Spacecraft blasts off for International Space Station

A Soyuz spacecraft carrying British-born astronaut Michael Foale and two others blasted off today for the International Space Station from the Russian space programme’s cosmodrome in Kazakhstan.

Spacecraft blasts off for International Space Station

A Soyuz spacecraft carrying British-born astronaut Michael Foale and two others blasted off today for the International Space Station from the Russian space programme’s cosmodrome in Kazakhstan.

The launch came three days after China became the world’s third space faring nation, joining the ranks of the then Soviet Union and the US. It was the second manned space launch from Baikonur since the US space shuttle Columbia disintegrated in February, putting the US space programme on hold.

Since the Columbia disaster, the US space agency has been dependent on the Russians to keep its astronaut corps flying. The European Space Agency, lack its own means to launch astronauts, also regularly buys seats on the non-reusable Russian spacecraft.
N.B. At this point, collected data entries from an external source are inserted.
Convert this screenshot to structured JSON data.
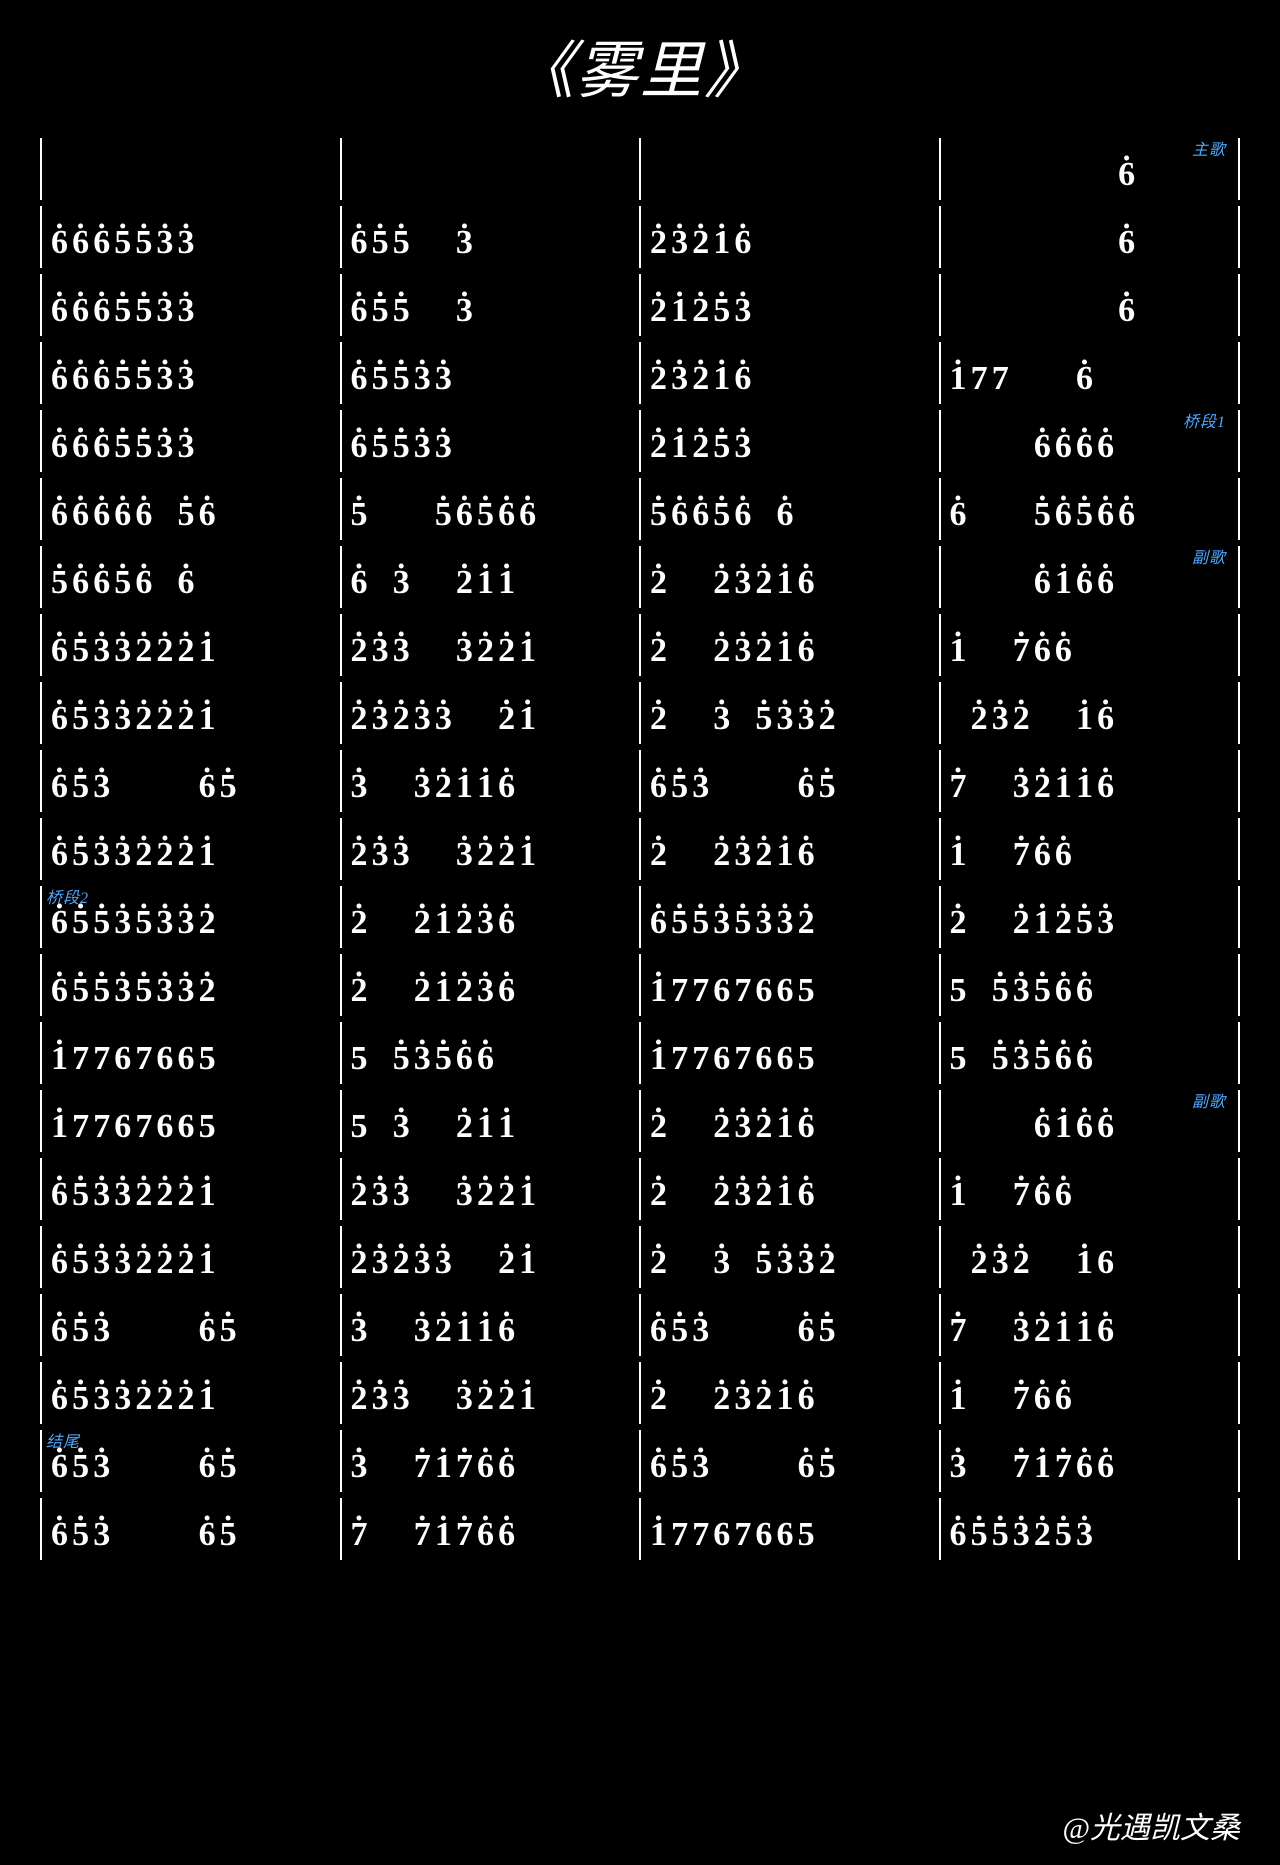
{
  "title": "《雾里》",
  "footer": "@光遇凯文桑",
  "labels": {
    "zhuge": "主歌",
    "qiaoduan1": "桥段1",
    "fuge": "副歌",
    "qiaoduan2": "桥段2",
    "fuge2": "副歌",
    "jiewei": "结尾"
  },
  "rows": [
    {
      "bars": [
        {
          "notes": ""
        },
        {
          "notes": ""
        },
        {
          "notes": ""
        },
        {
          "notes": "        6̇",
          "label": "zhuge",
          "labelPos": "right"
        }
      ]
    },
    {
      "bars": [
        {
          "notes": "6̇6̇6̇5̇5̇3̇3̇"
        },
        {
          "notes": "6̇5̇5̇  3̇"
        },
        {
          "notes": "2̇3̇2̇1̇6̇"
        },
        {
          "notes": "        6̇"
        }
      ]
    },
    {
      "bars": [
        {
          "notes": "6̇6̇6̇5̇5̇3̇3̇"
        },
        {
          "notes": "6̇5̇5̇  3̇"
        },
        {
          "notes": "2̇1̇2̇5̇3̇"
        },
        {
          "notes": "        6̇"
        }
      ]
    },
    {
      "bars": [
        {
          "notes": "6̇6̇6̇5̇5̇3̇3̇"
        },
        {
          "notes": "6̇5̇5̇3̇3̇"
        },
        {
          "notes": "2̇3̇2̇1̇6̇"
        },
        {
          "notes": "1̇77   6̇"
        }
      ]
    },
    {
      "bars": [
        {
          "notes": "6̇6̇6̇5̇5̇3̇3̇"
        },
        {
          "notes": "6̇5̇5̇3̇3̇"
        },
        {
          "notes": "2̇1̇2̇5̇3̇"
        },
        {
          "notes": "    6̇6̇6̇6̇",
          "label": "qiaoduan1",
          "labelPos": "right"
        }
      ]
    },
    {
      "bars": [
        {
          "notes": "6̇6̇6̇6̇6̇ 5̇6̇"
        },
        {
          "notes": "5̇   5̇6̇5̇6̇6̇"
        },
        {
          "notes": "5̇6̇6̇5̇6̇ 6̇ "
        },
        {
          "notes": "6̇   5̇6̇5̇6̇6̇"
        }
      ]
    },
    {
      "bars": [
        {
          "notes": "5̇6̇6̇5̇6̇ 6̇"
        },
        {
          "notes": "6̇ 3̇  2̇1̇1̇ "
        },
        {
          "notes": "2̇  2̇3̇2̇1̇6̇"
        },
        {
          "notes": "    6̇1̇6̇6̇",
          "label": "fuge",
          "labelPos": "right"
        }
      ]
    },
    {
      "bars": [
        {
          "notes": "6̇5̇3̇3̇2̇2̇2̇1̇"
        },
        {
          "notes": "2̇3̇3̇  3̇2̇2̇1̇"
        },
        {
          "notes": "2̇  2̇3̇2̇1̇6̇"
        },
        {
          "notes": "1̇  7̇6̇6̇"
        }
      ]
    },
    {
      "bars": [
        {
          "notes": "6̇5̇3̇3̇2̇2̇2̇1̇"
        },
        {
          "notes": "2̇3̇2̇3̇3̇  2̇1̇"
        },
        {
          "notes": "2̇  3̇ 5̇3̇3̇2̇"
        },
        {
          "notes": " 2̇3̇2̇  1̇6̇"
        }
      ]
    },
    {
      "bars": [
        {
          "notes": "6̇5̇3̇    6̇5̇"
        },
        {
          "notes": "3̇  3̇2̇1̇1̇6̇"
        },
        {
          "notes": "6̇5̇3̇    6̇5̇"
        },
        {
          "notes": "7̇  3̇2̇1̇1̇6̇"
        }
      ]
    },
    {
      "bars": [
        {
          "notes": "6̇5̇3̇3̇2̇2̇2̇1̇"
        },
        {
          "notes": "2̇3̇3̇  3̇2̇2̇1̇"
        },
        {
          "notes": "2̇  2̇3̇2̇1̇6̇"
        },
        {
          "notes": "1̇  7̇6̇6̇"
        }
      ]
    },
    {
      "bars": [
        {
          "notes": "6̇5̇5̇3̇5̇3̇3̇2̇",
          "label": "qiaoduan2",
          "labelPos": "left"
        },
        {
          "notes": "2̇  2̇1̇2̇3̇6̇"
        },
        {
          "notes": "6̇5̇5̇3̇5̇3̇3̇2̇"
        },
        {
          "notes": "2̇  2̇1̇2̇5̇3̇"
        }
      ]
    },
    {
      "bars": [
        {
          "notes": "6̇5̇5̇3̇5̇3̇3̇2̇"
        },
        {
          "notes": "2̇  2̇1̇2̇3̇6̇"
        },
        {
          "notes": "1̇7767665"
        },
        {
          "notes": "5 5̇3̇5̇6̇6̇"
        }
      ]
    },
    {
      "bars": [
        {
          "notes": "1̇7767665"
        },
        {
          "notes": "5 5̇3̇5̇6̇6̇"
        },
        {
          "notes": "1̇7767665"
        },
        {
          "notes": "5 5̇3̇5̇6̇6̇"
        }
      ]
    },
    {
      "bars": [
        {
          "notes": "1̇7767665"
        },
        {
          "notes": "5 3̇  2̇1̇1̇"
        },
        {
          "notes": "2̇  2̇3̇2̇1̇6̇"
        },
        {
          "notes": "    6̇1̇6̇6̇",
          "label": "fuge2",
          "labelPos": "right"
        }
      ]
    },
    {
      "bars": [
        {
          "notes": "6̇5̇3̇3̇2̇2̇2̇1̇"
        },
        {
          "notes": "2̇3̇3̇  3̇2̇2̇1̇"
        },
        {
          "notes": "2̇  2̇3̇2̇1̇6̇"
        },
        {
          "notes": "1̇  7̇6̇6̇"
        }
      ]
    },
    {
      "bars": [
        {
          "notes": "6̇5̇3̇3̇2̇2̇2̇1̇"
        },
        {
          "notes": "2̇3̇2̇3̇3̇  2̇1̇"
        },
        {
          "notes": "2̇  3̇ 5̇3̇3̇2̇"
        },
        {
          "notes": " 2̇3̇2̇  1̇6"
        }
      ]
    },
    {
      "bars": [
        {
          "notes": "6̇5̇3̇    6̇5̇"
        },
        {
          "notes": "3̇  3̇2̇1̇1̇6̇"
        },
        {
          "notes": "6̇5̇3̇    6̇5̇"
        },
        {
          "notes": "7̇  3̇2̇1̇1̇6̇"
        }
      ]
    },
    {
      "bars": [
        {
          "notes": "6̇5̇3̇3̇2̇2̇2̇1̇"
        },
        {
          "notes": "2̇3̇3̇  3̇2̇2̇1̇"
        },
        {
          "notes": "2̇  2̇3̇2̇1̇6̇"
        },
        {
          "notes": "1̇  7̇6̇6̇"
        }
      ]
    },
    {
      "bars": [
        {
          "notes": "6̇5̇3̇    6̇5̇",
          "label": "jiewei",
          "labelPos": "left"
        },
        {
          "notes": "3̇  7̇1̇7̇6̇6̇"
        },
        {
          "notes": "6̇5̇3̇    6̇5̇"
        },
        {
          "notes": "3̇  7̇1̇7̇6̇6̇"
        }
      ]
    },
    {
      "bars": [
        {
          "notes": "6̇5̇3̇    6̇5̇"
        },
        {
          "notes": "7̇  7̇1̇7̇6̇6̇"
        },
        {
          "notes": "1̇7767665"
        },
        {
          "notes": "6̇5̇5̇3̇2̇5̇3̇"
        }
      ]
    }
  ]
}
The new space station responsibilities have put a strain on the Russian space programme’s budget, but have also boosted the prestige of an agency that was derided a few years ago for becoming a provider of expensive junkets for rich space tourists.

“I want to convey our thanks for your support during this period when the shuttle cannot fly,” Charlie Precourt, the Nasa deputy manager responsible for the space station, told a meeting of Russia’s most senior space officials yesterday.

The three-man crew – Foale, Russian cosmonaut Alexander Kaleri and Spanish astronaut Pedro Duque – are to reach the space station after a two-day trip. The spacecraft was to reach orbit about nine minutes after lift-off.

The crew took off from the same launch pad that rocketed Yuri Gagarin into the history books into 1961 as the first man to go into orbit.

American astronaut Ed Lu and Russian Yuri Malenchenko, who have been in space since April, will show their replacements, Foale and Kaleri, around the station before heading home on October 28 with Duque aboard another Soyuz that is already docked at the station.

Duque, whose first foray into space was aboard the US shuttle Discovery in 1998 with former astronaut and US Senator John Glenn, plans to spend his eight days on the floating space lab carrying out of a series of experiments.